When Money Dies

Submitted by Paul-Martin Foss via The Carl Menger Center,

When Money Dies” is the title of a 1975 book by Adam Fergusson, in which he describes the downfall of the Reichsmark in Weimar Germany. A fascinating look at that period of history, one can glean quite a few useful pieces of advice on how to survive a currency crisis. But “when money dies” could also describe the current currency crisis in Greece, in which many Greeks seem to have taken those lessons from Fergusson’s account of the Weimar hyperinflation to heart.

Even though the Greek currency crisis isn’t a traditional hyperinflationary crisis, many Greeks are trying to get their hands on, and then spend, cash. One of the fears is that bank depositors will be forced to take losses on their accounts, the so-called “haircut”. This happened in Cyprus to some larger depositors, but the fear in Greece is that people with even just a few thousand euros in their accounts might be forced to take losses of 30-50% or more. Just imagine that you have $10,000 in your bank account and overnight the government says, “Sorry, your account balance is now $5,000.” Overnight, the purchasing power of your bank account has been cut in half.

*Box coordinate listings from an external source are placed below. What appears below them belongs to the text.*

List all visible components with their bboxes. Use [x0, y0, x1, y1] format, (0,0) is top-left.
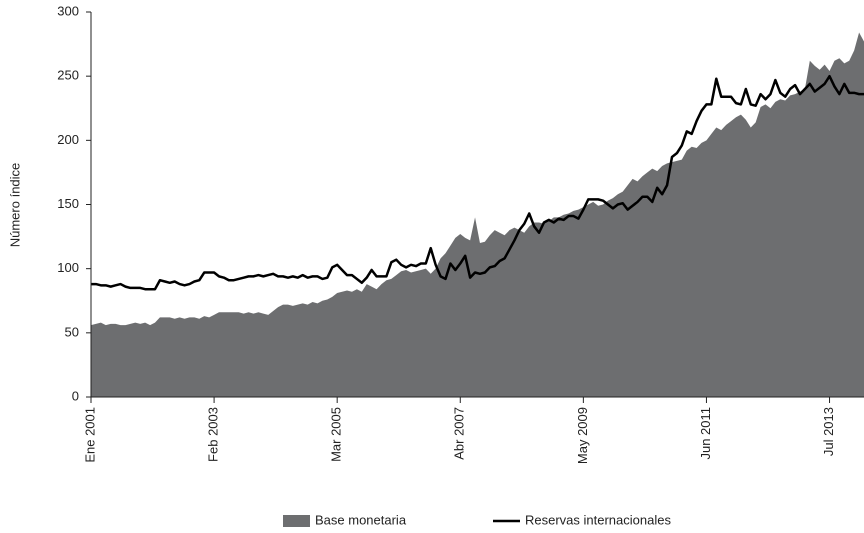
y-tick-label: 0: [72, 388, 79, 403]
y-tick-label: 100: [57, 260, 79, 275]
y-tick-label: 250: [57, 68, 79, 83]
y-tick-label: 300: [57, 3, 79, 18]
legend-swatch: [283, 515, 310, 527]
x-tick-label: Abr 2007: [452, 407, 467, 460]
y-tick-label: 200: [57, 132, 79, 147]
x-tick-label: Feb 2003: [206, 407, 221, 462]
area: [91, 32, 864, 398]
x-tick-label: Jun 2011: [698, 407, 713, 460]
y-axis-label: Número índice: [7, 163, 22, 248]
x-tick-label: Ene 2001: [82, 407, 97, 463]
y-tick-label: 50: [65, 324, 79, 339]
y-tick-label: 150: [57, 196, 79, 211]
line: [91, 74, 864, 291]
x-tick-label: Mar 2005: [329, 407, 344, 462]
legend-label: Reservas internacionales: [525, 512, 671, 527]
legend-label: Base monetaria: [315, 512, 407, 527]
x-tick-label: May 2009: [575, 407, 590, 464]
x-tick-label: Jul 2013: [821, 407, 836, 456]
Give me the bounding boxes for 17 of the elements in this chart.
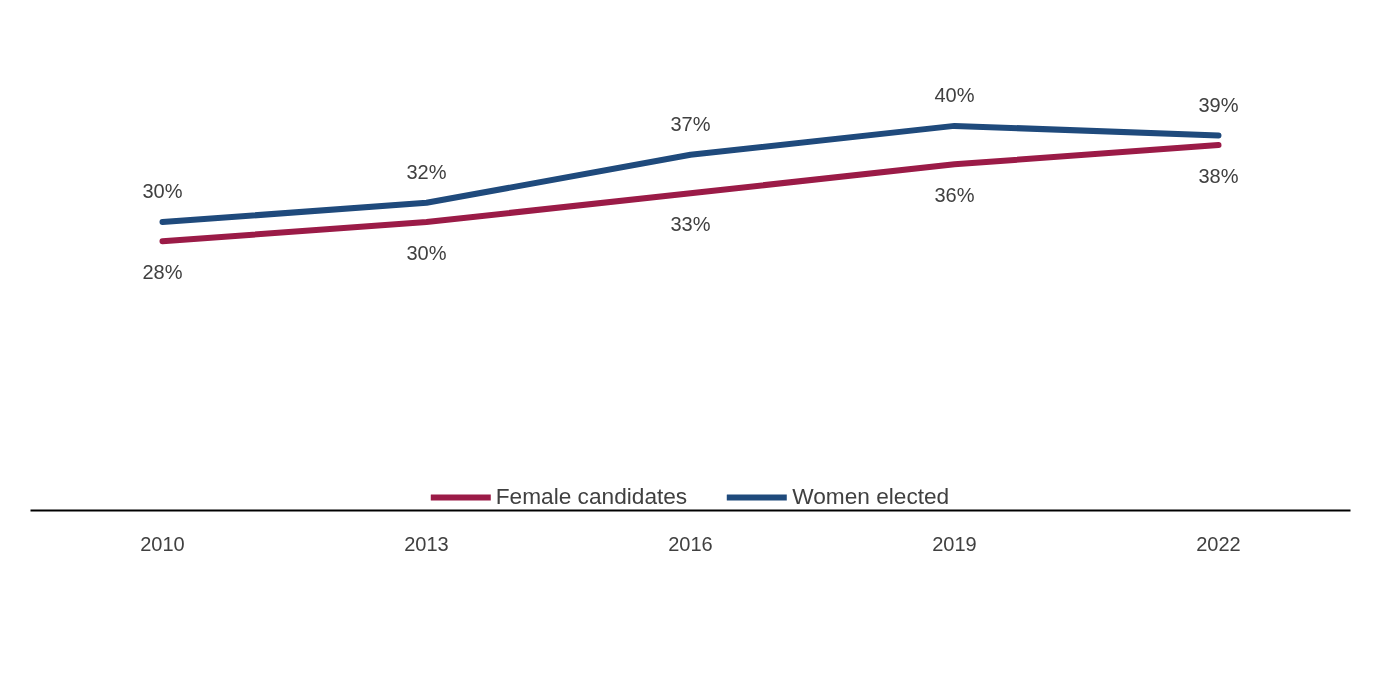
legend-label: Women elected bbox=[792, 483, 950, 510]
data-label: 39% bbox=[1198, 93, 1239, 116]
data-label: 40% bbox=[934, 83, 975, 106]
data-label: 30% bbox=[142, 180, 183, 203]
data-label: 37% bbox=[670, 112, 711, 135]
x-tick-label: 2016 bbox=[668, 532, 713, 555]
data-label: 36% bbox=[934, 184, 975, 207]
data-label: 28% bbox=[142, 261, 183, 284]
x-tick-label: 2022 bbox=[1196, 532, 1241, 555]
x-tick-label: 2013 bbox=[404, 532, 449, 555]
data-label: 30% bbox=[406, 242, 447, 265]
data-label: 38% bbox=[1198, 165, 1239, 188]
x-tick-label: 2010 bbox=[140, 532, 185, 555]
x-tick-label: 2019 bbox=[932, 532, 977, 555]
legend-label: Female candidates bbox=[495, 483, 688, 510]
data-label: 33% bbox=[670, 213, 711, 236]
data-label: 32% bbox=[406, 160, 447, 183]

So even though the government isn’t printing more money (yet!), the fear of a 50% devaluation of the purchasing power of bank accounts is causing Greeks to line up at ATMs to withdraw money. And because there is the additional fear that Greece may exit the euro, with unknown consequences, many people seek to convert their euros into tangible goods. Shoes, handbags, refrigerators, gold, jewelry, anything that can maintain value and be resold or bartered is fair game for those desperate not to lose all of their hard-earned savings.

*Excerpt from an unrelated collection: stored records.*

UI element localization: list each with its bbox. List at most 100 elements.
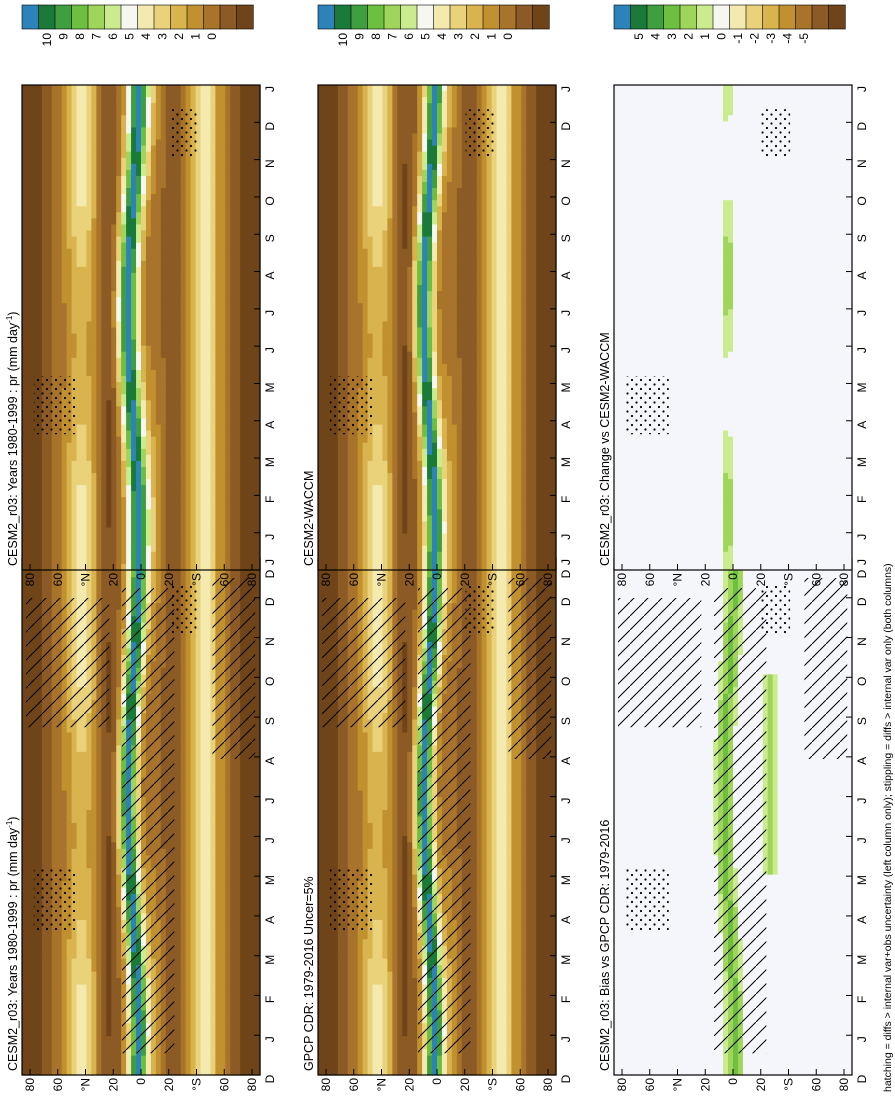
heatmap-cell: [101, 836, 107, 843]
heatmap-cell: [86, 907, 92, 914]
heatmap-cell: [106, 823, 112, 830]
heatmap-cell: [57, 972, 63, 979]
heatmap-cell: [91, 752, 97, 759]
heatmap-cell: [62, 497, 68, 504]
heatmap-cell: [57, 224, 63, 231]
heatmap-cell: [32, 146, 38, 153]
heatmap-cell: [57, 1049, 63, 1056]
heatmap-cell: [72, 109, 78, 116]
heatmap-cell: [37, 334, 43, 341]
heatmap-cell: [22, 1036, 28, 1043]
heatmap-cell: [106, 901, 112, 908]
heatmap-cell: [225, 1004, 231, 1011]
heatmap-cell: [62, 771, 68, 778]
heatmap-cell: [62, 291, 68, 298]
heatmap-cell: [67, 352, 73, 359]
heatmap-cell: [215, 972, 221, 979]
heatmap-cell: [201, 623, 207, 630]
heatmap-cell: [210, 952, 216, 959]
heatmap-cell: [225, 913, 231, 920]
heatmap-cell: [210, 888, 216, 895]
heatmap-cell: [191, 901, 197, 908]
heatmap-cell: [86, 829, 92, 836]
heatmap-cell: [106, 868, 112, 875]
heatmap-cell: [72, 503, 78, 510]
heatmap-cell: [72, 946, 78, 953]
heatmap-cell: [47, 437, 53, 444]
heatmap-cell: [27, 1056, 33, 1063]
heatmap-cell: [52, 249, 58, 256]
heatmap-cell: [72, 558, 78, 565]
heatmap-cell: [22, 206, 28, 213]
heatmap-cell: [32, 467, 38, 474]
heatmap-cell: [235, 784, 241, 791]
heatmap-cell: [245, 829, 251, 836]
heatmap-cell: [86, 1030, 92, 1037]
heatmap-cell: [116, 875, 122, 882]
heatmap-cell: [250, 959, 256, 966]
heatmap-cell: [186, 713, 192, 720]
heatmap-cell: [52, 188, 58, 195]
heatmap-cell: [96, 913, 102, 920]
heatmap-cell: [215, 985, 221, 992]
heatmap-cell: [67, 939, 73, 946]
heatmap-cell: [205, 791, 211, 798]
heatmap-cell: [201, 590, 207, 597]
heatmap-cell: [191, 933, 197, 940]
heatmap-cell: [96, 888, 102, 895]
heatmap-cell: [52, 291, 58, 298]
heatmap-cell: [37, 1030, 43, 1037]
heatmap-cell: [196, 842, 202, 849]
heatmap-cell: [52, 115, 58, 122]
heatmap-cell: [62, 115, 68, 122]
heatmap-cell: [106, 1023, 112, 1030]
heatmap-cell: [240, 920, 246, 927]
heatmap-cell: [186, 797, 192, 804]
heatmap-cell: [47, 309, 53, 316]
heatmap-cell: [82, 875, 88, 882]
heatmap-cell: [215, 907, 221, 914]
heatmap-cell: [72, 243, 78, 250]
heatmap-cell: [42, 528, 48, 535]
heatmap-cell: [82, 358, 88, 365]
heatmap-cell: [37, 991, 43, 998]
heatmap-cell: [116, 804, 122, 811]
heatmap-cell: [32, 109, 38, 116]
heatmap-cell: [32, 127, 38, 134]
heatmap-cell: [42, 358, 48, 365]
heatmap-cell: [186, 681, 192, 688]
heatmap-cell: [201, 1017, 207, 1024]
heatmap-cell: [47, 546, 53, 553]
heatmap-cell: [42, 449, 48, 456]
heatmap-cell: [47, 346, 53, 353]
heatmap-cell: [32, 933, 38, 940]
heatmap-cell: [37, 978, 43, 985]
heatmap-cell: [72, 939, 78, 946]
heatmap-cell: [72, 778, 78, 785]
heatmap-cell: [230, 1010, 236, 1017]
heatmap-cell: [72, 784, 78, 791]
heatmap-cell: [57, 952, 63, 959]
heatmap-cell: [62, 315, 68, 322]
heatmap-cell: [116, 907, 122, 914]
heatmap-cell: [67, 571, 73, 578]
heatmap-cell: [196, 907, 202, 914]
heatmap-cell: [52, 231, 58, 238]
heatmap-cell: [196, 862, 202, 869]
heatmap-cell: [230, 758, 236, 765]
heatmap-cell: [82, 406, 88, 413]
heatmap-cell: [22, 829, 28, 836]
heatmap-cell: [101, 907, 107, 914]
heatmap-cell: [42, 285, 48, 292]
heatmap-cell: [22, 291, 28, 298]
heatmap-cell: [47, 739, 53, 746]
heatmap-cell: [116, 648, 122, 655]
heatmap-cell: [47, 552, 53, 559]
heatmap-cell: [176, 823, 182, 830]
heatmap-cell: [77, 855, 83, 862]
heatmap-cell: [205, 855, 211, 862]
heatmap-cell: [47, 965, 53, 972]
heatmap-cell: [32, 791, 38, 798]
heatmap-cell: [111, 720, 117, 727]
heatmap-cell: [201, 629, 207, 636]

The important thing to remember here is that capital and goods are wealth, not money. You can print as much money as you want, but if it can’t buy you anything then holding or using large amounts of it cannot make you wealthy.

During currency crises, those who have the most tangible goods are the wealthiest. When you read about the Weimar hyperinflation in Fergusson’s book, who were those who survived and thrived and who were those who suffered the most? Those who suffered were savers and retirees on fixed incomes. Once their money was completely devalued they were forced to start selling and bartering their limited possessions in order to get enough food to eat. Those who prospered were those who had gold, silver, foreign currency, and who had plenty of possessions. The more physical, tangible items you have to barter or sell, the stronger your position will be when money “dies.”

The Greek people understand that, hence the rush to get their hands on cash and to use that cash to stock up on physical goods now. It’s almost like a perverse game of musical chairs. No one wants to be left with huge cash balances or bank account balances at the end of the game, because he with the most money will be the one who stands to lose the most.